Despite my high jinks, Hamdani signed his own real name.

"They're gonna see that," I growled as we headed over to the sitting area with a blue visitor's pass, though I couldn't quite figure out what harm it could do.

"Perhaps good," he said. "Maybe USIC sees that they are big liars and I am not."

He pulled a copy of the
New York Daily News
off the coffee table and into his lap, and with a finger under each word, he read the news about our troops in Afghanistan and some remote possibility of going to war with Iraq.

It ogled my brain that the kid could know so much about so many things and bag on English. Computer geeks can do that these days because of the translation programs, but it burned my ass. I hadn't been here a year, and I knew English so well you would have thought I was born in Queens. I like words, I guess. Words don't hate me like people do.

Two strapping jocks got out of the elevator, each carrying a fistful of light blue fabric—probably a mask and a surgical cap.
One had his arm around the other, who was looking at the floor and pushing tears off his face. That must be two of the four visitors. Therefore, we could go up—if we both wanted to. My stomach is a lot less firm than I let on, sometimes. I turned to Hamdani.

"I'll stay here. This is
your
inspiration. I already have mine."

Hamdani didn't question me, though he looked at me again like he had when he asked me to tell him my huge problem. When I waved good-bye in his face, he walked off slowly toward the elevator, but with some glint of determination in his unusually deadpan face.

FORTY-THREE

SHAHZAD HAMDANI
SATURDAY, MARCH 9, 2002
12:45
P.M.

THE NURSE ON the sixth floor hands me a little cap and a mask and a blue paper robe that you have to put on backward. She leads me to a doorway. I cannot see inside because two other robed boys are standing in the way talking to the patients. They are very big, full of muscles, and I cannot see past them.
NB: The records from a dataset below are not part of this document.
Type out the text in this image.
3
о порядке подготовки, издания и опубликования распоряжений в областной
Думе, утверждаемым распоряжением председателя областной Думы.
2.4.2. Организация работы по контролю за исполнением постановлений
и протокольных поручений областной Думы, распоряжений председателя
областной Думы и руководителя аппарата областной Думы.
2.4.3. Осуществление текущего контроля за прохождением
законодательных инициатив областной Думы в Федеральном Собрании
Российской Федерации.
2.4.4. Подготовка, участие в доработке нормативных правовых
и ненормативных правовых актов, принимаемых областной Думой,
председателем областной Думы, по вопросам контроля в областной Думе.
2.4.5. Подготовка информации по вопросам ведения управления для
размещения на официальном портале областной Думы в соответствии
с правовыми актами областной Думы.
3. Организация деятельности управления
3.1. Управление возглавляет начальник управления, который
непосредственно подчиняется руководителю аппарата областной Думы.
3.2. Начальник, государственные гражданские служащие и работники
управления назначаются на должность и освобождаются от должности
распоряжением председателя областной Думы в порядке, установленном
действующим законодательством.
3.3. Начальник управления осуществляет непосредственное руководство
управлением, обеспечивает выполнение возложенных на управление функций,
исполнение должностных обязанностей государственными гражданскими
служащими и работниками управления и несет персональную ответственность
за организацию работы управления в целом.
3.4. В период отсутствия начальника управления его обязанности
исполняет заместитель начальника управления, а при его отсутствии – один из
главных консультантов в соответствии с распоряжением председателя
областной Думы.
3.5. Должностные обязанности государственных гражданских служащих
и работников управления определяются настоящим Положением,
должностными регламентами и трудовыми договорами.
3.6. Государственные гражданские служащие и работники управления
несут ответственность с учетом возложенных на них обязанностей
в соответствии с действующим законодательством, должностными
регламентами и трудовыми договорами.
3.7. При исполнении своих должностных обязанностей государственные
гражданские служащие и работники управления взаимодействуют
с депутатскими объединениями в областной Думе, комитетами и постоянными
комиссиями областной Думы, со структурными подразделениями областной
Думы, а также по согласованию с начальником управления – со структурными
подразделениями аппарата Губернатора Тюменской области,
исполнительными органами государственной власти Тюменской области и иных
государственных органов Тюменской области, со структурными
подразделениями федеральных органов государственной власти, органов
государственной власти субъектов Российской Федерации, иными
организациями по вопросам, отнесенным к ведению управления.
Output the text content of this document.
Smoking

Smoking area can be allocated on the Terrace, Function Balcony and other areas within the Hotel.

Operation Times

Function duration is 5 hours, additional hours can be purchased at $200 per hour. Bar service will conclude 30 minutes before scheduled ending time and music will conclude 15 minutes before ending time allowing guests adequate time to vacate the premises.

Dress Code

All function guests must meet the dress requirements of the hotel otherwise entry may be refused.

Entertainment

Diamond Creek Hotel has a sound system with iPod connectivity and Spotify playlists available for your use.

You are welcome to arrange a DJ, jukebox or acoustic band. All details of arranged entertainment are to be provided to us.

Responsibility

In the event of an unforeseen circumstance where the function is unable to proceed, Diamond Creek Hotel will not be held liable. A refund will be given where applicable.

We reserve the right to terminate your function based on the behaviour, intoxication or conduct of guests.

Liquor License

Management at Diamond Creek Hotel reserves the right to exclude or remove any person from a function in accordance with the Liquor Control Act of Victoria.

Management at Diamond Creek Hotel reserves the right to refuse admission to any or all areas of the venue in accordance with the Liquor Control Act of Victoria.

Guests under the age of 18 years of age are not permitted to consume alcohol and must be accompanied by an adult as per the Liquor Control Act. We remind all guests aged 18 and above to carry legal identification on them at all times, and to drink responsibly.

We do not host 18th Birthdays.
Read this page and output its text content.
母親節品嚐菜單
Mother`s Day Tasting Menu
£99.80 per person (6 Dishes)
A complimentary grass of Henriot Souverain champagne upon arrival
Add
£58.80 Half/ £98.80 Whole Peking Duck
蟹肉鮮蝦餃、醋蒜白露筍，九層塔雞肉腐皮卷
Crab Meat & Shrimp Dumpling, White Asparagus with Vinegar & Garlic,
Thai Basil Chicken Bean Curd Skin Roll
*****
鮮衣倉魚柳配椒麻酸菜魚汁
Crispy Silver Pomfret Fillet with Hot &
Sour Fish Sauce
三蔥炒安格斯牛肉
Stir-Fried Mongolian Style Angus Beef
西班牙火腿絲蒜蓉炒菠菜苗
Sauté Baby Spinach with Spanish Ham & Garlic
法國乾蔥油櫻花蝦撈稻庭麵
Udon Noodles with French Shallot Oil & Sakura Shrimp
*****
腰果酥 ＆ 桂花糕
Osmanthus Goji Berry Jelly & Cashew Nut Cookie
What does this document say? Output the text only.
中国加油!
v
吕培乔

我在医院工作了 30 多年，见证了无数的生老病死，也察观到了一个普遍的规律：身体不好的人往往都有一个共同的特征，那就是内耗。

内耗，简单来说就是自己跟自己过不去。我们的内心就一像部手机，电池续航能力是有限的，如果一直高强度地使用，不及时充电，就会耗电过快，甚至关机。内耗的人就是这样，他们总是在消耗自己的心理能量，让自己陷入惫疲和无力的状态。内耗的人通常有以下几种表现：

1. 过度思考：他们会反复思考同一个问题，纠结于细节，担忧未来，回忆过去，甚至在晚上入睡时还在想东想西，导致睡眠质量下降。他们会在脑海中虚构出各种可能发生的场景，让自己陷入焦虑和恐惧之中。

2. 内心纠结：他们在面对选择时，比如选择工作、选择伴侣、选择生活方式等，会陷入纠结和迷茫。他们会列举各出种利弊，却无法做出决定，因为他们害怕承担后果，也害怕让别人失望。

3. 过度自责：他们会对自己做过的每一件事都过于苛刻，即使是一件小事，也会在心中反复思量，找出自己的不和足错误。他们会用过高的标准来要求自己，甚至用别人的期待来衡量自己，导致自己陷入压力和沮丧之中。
I try to think of what I will say. I had not considered this a problem until now. However, I remember I am a stranger who speaks with an accent, and I could look very suspicious simply by saying that I had heard of them and wanted to meet them.

A man sits in a chair beside the door. He reads the newspaper until his eyes gaze upward to mine. It is in my instincts now to smell USIC ten miles away.
This is an agent. He has been ordered to guard the door without arousing suspicion of visitors.
I recall Tyler's tale of this morning, that an assassin had been arrested here. I am glad for this agent.

However, I detect that he is profiling me and trying not to. I look like someone he might find untrustworthy. I step back away from the two visitors and pretend to adjust my mask, so the man can see my whole face and realize that I am not old. Perhaps he will see my sharp elbows and skinny arms, from asthma always making me too winded to exercise. He looks into my face and I see him relax slightly. But before I can put the mask back on, I run into a trouble I did not predict.